Dieser lange Einstieg führt dazu, dass der gelunge Teil des Buches leider zu kurz geraten ist. In Kapitel Fünf werden die verschiedenen Blitzmöglichkeiten bei Vollautomatik, Programmautomatik ℗, Blendenvorwahl (Av), Zeitvorwahl (Tv) und dem manuellen Modus (M) erklärt. Diesen Abschnitt hatte ich schon früher gelesen und ich gebe zu, dass er der Auslöser war, mich wieder an das Blitzen mit dem Systemblitz zu wagen, nachdem ich die Bedienungsanleitung von Canon auch nach mehrmaligem Lesen nie richtig verdaut hatte. Hier wird der Nachteil des Buches deutlich: Dieses Kapitel hätte als Anleitung der Canon-Blitze mitgeliefert werden müssen und nicht Jahre später in einem eigenen Buch.

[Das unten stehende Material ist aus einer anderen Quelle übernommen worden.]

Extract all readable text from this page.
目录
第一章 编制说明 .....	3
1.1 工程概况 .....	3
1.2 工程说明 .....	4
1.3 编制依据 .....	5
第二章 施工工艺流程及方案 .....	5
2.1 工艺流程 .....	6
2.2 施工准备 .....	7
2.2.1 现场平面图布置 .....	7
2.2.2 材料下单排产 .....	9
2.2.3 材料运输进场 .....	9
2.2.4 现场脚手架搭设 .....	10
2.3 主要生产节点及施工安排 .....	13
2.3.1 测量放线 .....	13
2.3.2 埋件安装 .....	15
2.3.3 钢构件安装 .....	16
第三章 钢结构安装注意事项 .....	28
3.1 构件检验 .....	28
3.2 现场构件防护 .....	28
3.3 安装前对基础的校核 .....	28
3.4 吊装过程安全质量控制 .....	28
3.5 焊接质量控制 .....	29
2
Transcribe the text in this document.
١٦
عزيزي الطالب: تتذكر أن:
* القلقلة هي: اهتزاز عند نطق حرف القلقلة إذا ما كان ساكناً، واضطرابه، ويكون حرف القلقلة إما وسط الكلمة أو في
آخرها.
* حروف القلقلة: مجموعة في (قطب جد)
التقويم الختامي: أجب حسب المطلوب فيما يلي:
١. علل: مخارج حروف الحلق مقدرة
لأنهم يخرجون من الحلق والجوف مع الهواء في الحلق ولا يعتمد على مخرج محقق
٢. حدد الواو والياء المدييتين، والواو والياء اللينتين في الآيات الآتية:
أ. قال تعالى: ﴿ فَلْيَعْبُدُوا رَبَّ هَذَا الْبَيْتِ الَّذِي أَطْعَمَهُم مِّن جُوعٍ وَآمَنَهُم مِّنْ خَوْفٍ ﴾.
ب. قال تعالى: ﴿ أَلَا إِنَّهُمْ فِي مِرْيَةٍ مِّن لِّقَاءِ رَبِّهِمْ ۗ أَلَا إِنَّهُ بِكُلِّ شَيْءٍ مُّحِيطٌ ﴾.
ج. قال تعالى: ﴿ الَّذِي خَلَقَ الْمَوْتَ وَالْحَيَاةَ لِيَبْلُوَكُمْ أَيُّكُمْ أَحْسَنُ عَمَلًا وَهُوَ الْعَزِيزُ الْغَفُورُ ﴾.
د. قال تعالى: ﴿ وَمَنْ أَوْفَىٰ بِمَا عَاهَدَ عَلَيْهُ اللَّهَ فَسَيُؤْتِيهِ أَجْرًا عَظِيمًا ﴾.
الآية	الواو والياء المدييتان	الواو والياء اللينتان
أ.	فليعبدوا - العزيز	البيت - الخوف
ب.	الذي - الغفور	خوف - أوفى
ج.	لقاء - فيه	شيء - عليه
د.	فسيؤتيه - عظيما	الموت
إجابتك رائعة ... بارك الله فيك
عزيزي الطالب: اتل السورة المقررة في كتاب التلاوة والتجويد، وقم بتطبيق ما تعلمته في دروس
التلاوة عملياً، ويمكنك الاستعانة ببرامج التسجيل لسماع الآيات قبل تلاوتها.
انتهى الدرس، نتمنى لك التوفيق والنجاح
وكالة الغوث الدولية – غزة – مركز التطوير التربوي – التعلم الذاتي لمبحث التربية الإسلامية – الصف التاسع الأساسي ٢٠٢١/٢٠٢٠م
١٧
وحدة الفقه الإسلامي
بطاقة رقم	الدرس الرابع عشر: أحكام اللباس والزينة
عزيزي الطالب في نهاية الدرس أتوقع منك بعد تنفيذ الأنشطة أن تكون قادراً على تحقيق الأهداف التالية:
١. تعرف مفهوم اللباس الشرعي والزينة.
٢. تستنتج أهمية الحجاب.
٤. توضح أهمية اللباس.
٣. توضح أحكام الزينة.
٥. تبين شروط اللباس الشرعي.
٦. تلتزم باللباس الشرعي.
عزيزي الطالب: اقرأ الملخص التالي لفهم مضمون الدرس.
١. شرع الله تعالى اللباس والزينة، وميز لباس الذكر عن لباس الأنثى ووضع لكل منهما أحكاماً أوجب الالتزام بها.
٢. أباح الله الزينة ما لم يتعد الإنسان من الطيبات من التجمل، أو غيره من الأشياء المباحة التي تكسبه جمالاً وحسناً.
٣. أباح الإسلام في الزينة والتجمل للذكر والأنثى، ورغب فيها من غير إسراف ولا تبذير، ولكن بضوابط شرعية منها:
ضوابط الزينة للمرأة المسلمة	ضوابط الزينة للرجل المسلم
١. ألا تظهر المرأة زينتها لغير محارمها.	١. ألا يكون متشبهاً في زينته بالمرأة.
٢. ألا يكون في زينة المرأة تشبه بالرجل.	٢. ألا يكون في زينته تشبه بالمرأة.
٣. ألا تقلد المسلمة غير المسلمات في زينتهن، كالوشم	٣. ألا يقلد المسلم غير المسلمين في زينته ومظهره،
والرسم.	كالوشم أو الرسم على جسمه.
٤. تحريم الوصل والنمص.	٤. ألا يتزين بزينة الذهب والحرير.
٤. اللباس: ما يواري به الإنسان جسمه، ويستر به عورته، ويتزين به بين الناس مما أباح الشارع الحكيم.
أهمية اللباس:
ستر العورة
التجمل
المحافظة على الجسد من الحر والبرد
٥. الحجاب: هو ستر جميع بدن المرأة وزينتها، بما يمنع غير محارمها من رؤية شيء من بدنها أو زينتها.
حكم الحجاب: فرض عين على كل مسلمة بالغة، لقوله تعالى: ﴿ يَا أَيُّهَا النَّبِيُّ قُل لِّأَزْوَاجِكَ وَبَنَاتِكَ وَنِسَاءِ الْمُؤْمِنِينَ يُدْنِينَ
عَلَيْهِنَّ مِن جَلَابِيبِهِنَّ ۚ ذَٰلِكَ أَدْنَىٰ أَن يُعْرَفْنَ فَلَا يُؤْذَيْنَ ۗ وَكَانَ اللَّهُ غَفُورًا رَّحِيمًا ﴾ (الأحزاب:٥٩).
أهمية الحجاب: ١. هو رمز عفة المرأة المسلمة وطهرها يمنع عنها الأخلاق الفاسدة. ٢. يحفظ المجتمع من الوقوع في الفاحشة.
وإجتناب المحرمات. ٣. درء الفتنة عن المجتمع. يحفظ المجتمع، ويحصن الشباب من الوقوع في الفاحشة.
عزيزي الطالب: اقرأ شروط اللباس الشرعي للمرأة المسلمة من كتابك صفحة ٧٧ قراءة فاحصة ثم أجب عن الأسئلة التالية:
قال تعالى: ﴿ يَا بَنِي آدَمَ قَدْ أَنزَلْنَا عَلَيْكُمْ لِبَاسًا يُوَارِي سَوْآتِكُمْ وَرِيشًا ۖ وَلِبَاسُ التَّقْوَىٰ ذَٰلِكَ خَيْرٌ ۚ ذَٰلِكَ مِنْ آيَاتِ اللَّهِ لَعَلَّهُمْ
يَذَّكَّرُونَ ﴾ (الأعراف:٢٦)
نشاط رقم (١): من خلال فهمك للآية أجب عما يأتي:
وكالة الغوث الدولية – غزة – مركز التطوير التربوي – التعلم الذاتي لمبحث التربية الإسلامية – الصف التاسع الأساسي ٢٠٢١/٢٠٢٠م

Im sechsten Kapitel wird Dirk Wächter endlich kreativ. Er verrät einige Tricks, wie mit dem kleinen Blitzgerät hoffnungslos scheinende Lichtsituationen gerettet oder überraschende Effekte erzeugt werden können. Wie bekommt man den Himmel bei Personenaufnahmen mit dem Blitz so satt dunkelblau wie in der Werbung? Psychedelische Lichteffekte? Mischlicht meistern? Alles kein Problem. Auch dieses Kapitel hätte weit ausführlicher behandelt werden dürfen. Zu oft verliert er sich in Details wie Anekdoten über Köche und Erbsen, statt zu mehr Bildern detaillierte Making-Ofs zu wie auf Seite 144 bringen. Immerhin liefert Wächter am Ende des Buches zu vielen Bildern die Aufnahmedaten wie Zeit/Blende, Objektiv, ISO-Wert und die grobe Blitzmethode.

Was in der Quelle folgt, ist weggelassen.